Memory and Performance: int operations are usually slightly faster and more precise because they don't deal with fractional parts.
Usage: Use int for counting or indexing. Use float for measurements, currency (with caution), and more precise math.
When is Float Precision a Concern?
While floats are strong they have a small cost—precision errors. Because computers store floating-point numbers in binary, not every decimal value can be exactly represented. This sometimes leads to small rounding errors.
Example:
x= 0.1 + 0.2
print(x) # Output: 0.30000000000000004
This might not matter in average programming, but even small error like this may have a large impact when using it for financial application, science research or engineering tools.
In such circumstances, you may:
Use the decimal module for more accurate decimal arithmetic.
Round the result using round() when displaying or storing values.
Avoid comparison of floats directly (==), use checking if they are "close enough."
6.How are strings handled in Python? Explain indexing and slicing. Are strings mutable?
Strings:Imagine you type a word or a sentence on your computer. In Python, that's called a string. It's just a bunch of letters (or numbers or symbols) all in a row.
Indexing (Looking at One Letter at a Time) :
Think of each letter in your word having a secret number, starting from zero for the very first letter.
For example, in the word "APPLE":
"A" is at number 0
"P" is at number 1
"P" is at number 2
"L" is at number 3
"E" is at number 4
If you want to see a specific letter, you just use its number in square brackets []:
word = "APPLE"
first_letter = word[0] # You'll get "A"
third_letter = word[2] # You'll get "P"
You can even count from the back using minus signs:
last_letter = word[-1] # You'll get "E"
second_last = word[-2] # You'll get "L"
Slicing :
Taking a Piece of the Word
What if you want a part of the word, like "APP"?
You can "slice" it out. You tell Python where to start and where to end (but it stops just before the end) using a colon : in the square brackets:
word = "APPLE"
first_three = word[0:3] # You'll get "APP" (from number 0 up to, but not including, number 3)
from_second_on = word[1:] # You'll get "PPLE" (from number 1 to the end)
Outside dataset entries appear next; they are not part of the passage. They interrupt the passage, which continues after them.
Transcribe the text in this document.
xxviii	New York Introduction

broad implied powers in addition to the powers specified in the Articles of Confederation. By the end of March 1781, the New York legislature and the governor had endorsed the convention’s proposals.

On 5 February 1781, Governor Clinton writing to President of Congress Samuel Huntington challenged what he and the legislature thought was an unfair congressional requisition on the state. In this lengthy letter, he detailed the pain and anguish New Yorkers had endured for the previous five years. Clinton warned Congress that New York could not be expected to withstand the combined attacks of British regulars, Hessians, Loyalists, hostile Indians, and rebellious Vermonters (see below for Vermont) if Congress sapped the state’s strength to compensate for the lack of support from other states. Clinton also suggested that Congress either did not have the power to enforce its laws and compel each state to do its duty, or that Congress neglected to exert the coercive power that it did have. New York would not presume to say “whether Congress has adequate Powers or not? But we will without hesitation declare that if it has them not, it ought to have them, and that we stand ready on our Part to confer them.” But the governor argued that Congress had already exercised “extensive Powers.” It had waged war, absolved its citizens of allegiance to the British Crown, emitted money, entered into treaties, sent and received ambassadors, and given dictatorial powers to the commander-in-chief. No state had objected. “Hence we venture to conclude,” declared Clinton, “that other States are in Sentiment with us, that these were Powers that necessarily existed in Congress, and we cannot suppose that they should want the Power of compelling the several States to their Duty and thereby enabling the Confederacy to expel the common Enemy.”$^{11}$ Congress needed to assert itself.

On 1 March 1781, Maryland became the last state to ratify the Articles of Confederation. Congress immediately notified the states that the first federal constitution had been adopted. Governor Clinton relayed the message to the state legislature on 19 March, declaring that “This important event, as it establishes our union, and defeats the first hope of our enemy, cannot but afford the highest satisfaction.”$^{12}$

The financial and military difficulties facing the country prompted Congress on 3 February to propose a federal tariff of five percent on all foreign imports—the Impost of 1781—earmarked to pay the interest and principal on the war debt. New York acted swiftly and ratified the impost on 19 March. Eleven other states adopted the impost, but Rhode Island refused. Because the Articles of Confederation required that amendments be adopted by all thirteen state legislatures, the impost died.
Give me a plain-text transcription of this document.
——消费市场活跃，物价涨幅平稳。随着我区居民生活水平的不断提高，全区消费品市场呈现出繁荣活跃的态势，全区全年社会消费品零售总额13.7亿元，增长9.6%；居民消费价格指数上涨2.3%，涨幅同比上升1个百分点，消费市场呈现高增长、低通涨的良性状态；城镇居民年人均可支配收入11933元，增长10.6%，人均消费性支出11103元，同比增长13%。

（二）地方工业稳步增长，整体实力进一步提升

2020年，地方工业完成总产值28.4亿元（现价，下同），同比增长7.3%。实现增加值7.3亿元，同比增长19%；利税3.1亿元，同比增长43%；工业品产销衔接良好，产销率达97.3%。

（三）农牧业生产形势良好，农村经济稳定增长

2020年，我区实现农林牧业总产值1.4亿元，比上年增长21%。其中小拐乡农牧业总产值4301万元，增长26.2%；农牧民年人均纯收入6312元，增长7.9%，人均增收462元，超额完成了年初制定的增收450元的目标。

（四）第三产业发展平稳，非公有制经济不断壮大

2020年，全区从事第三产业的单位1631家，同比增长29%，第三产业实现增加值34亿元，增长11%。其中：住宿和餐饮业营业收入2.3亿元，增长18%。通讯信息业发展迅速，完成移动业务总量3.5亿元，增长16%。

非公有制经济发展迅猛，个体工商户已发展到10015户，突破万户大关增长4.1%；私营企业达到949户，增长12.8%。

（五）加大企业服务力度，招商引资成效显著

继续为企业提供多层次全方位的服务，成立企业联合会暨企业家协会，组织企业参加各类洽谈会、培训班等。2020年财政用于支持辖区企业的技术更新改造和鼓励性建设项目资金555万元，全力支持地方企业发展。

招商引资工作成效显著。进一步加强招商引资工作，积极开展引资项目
up_to_third = word[:3] # You'll get "APP" (from the beginning up to, but not including, number 3)
Mutability:
Strings in Python are immuatable means that once string is created it's contents can not be changed.
Can You Change the Word After You Type It?
Here's a big thing to remember: once you make a word (a string) in Python, you can't go back and change the letters in the original word directly. It's like writing in pen – you can't just erase a letter.
If you want to make a new word that's almost the same but with a change, you have to create a brand new word. For example, to change "APPLE" to "BPPLE", you'd make a new one:
word = "APPLE"
new_word = "B" + word[1:] # You make "BPPLE" by putting "B" in front of "PPLE" from the old word.
So, Python treats words (strings) as fixed. You can easily look at them and take parts of them, but you can't change the original. If you need a change, you just make a new one.